Kunjungan Menteri LHK Siti Nurbaya ke PBNU (KemenLHK)

JPP JAKARTA - Pekan terakhir menjelang tutup tahun 2017, Menteri LHK, Siti Nurbaya,
memboyong jajaran eselon I dan para pakar, bersilaturahim dengan Pengurus Besar
Nahdlatul Ulama (PBNU) di Kantor PBNU, jalan Kramat Raya, Jakarta, Minggu (31/12/2017).

20 NU dan Perhutanan Sosial


Kedatangan Menteri LHK diterima langsung oleh Ketua PBNU Prof Dr KH. Said Aqil Siroj, MA
beserta jajarannya. Selain menggelar diskusi, pada kesempatan tersebut juga disepakati
rencana kerja sama bidang Lingkungan Hidup dan Kehutanan.

"Kami membicarakan banyak hal, terutama tentang rencana kerja sama membangun
kesejahteraan masyarakat melalui kebijakan pemerintah, yakni Reforma Agraria dan akses
Hutan Sosial," tutur Siti Nurbaya.

KLHK sendiri terus memberikan akses legal pada rakyat untuk mengelola kawasan hutan,
melalui program Perhutanan Sosial. Per 18 Desember 2017, akses legal lahan yang sudah
terealisasi mencapai 1,33 juta hektare (ha) dari target 4,38 juta ha hingga 2019.

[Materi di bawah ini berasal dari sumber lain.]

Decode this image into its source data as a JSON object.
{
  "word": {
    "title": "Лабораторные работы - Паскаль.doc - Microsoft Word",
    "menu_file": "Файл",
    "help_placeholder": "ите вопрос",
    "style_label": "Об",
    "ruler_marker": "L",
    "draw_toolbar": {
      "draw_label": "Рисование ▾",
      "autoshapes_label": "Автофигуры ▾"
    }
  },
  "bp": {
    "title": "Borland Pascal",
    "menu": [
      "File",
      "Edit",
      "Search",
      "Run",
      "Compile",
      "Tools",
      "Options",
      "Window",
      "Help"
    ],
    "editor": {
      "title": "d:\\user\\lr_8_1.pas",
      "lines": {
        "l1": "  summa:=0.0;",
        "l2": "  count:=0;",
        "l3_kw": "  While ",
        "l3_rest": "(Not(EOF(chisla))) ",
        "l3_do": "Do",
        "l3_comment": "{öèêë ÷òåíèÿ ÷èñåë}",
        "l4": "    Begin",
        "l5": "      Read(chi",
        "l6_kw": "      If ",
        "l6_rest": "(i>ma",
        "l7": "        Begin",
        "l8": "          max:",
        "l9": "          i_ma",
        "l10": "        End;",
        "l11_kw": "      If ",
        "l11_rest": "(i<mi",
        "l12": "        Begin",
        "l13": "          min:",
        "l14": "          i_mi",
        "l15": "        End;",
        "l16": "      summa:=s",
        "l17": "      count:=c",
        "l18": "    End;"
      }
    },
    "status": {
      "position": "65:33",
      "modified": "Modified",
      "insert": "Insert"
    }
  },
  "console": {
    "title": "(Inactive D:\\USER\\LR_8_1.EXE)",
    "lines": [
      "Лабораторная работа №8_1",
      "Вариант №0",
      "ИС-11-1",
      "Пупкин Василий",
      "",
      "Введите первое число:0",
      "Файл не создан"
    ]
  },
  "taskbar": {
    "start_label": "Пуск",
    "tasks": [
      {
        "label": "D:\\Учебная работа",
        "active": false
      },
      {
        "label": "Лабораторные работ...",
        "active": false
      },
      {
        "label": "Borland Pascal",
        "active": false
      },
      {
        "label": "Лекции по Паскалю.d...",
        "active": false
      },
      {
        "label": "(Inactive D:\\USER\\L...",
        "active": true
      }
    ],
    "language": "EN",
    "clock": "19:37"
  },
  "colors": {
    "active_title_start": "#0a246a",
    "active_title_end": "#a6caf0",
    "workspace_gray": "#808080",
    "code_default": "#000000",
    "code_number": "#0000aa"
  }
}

Pemerintahan Jokowi-JK juga telah mengalokasikan kawasan hutan seluas 12,7 juta hektare
(10% dari luas kawasan hutan Indonesia) untuk masyarakat melalui program perhutanan
sosial dengan skema Hutan Kemasyarakatan, Hutan Desa, Hutan Adat, Hutan Tanaman
Rakyat dan Hutan Kemitraan.

Program pemerintah ini, disampaikan Siti Nurbaya, telah sejalan dengan paparan yang
disampaikan Ketum PBNU Said Aqil, yang dalam kesempatan tersebut menyerahkan hasil
Bahtsul Masail Maudhu'iyyah, Munas Konbes NU 2017 tentang Distribusi Lahan kepada
Menteri LHK.

Dijelaskan Said Akil bahwa salah satu dari tujuan hukum Islam atau maqashid syariah
adalah hifdz an-nafs (memelihara jiwa) dan hifdz al-mal (menjaga harta). Salah satu bagian
dari hifdz an-nafs adalah hidup layak, dan salah satu bagian dari hifdz al-mal adalah
keseimbangan ekonomi (attawazun al-iqtishadi). Hal ini menunjukkan bahwa Islam adalah
antiketimpangan, termasuk di dalamnya ketimpangan ekonomi.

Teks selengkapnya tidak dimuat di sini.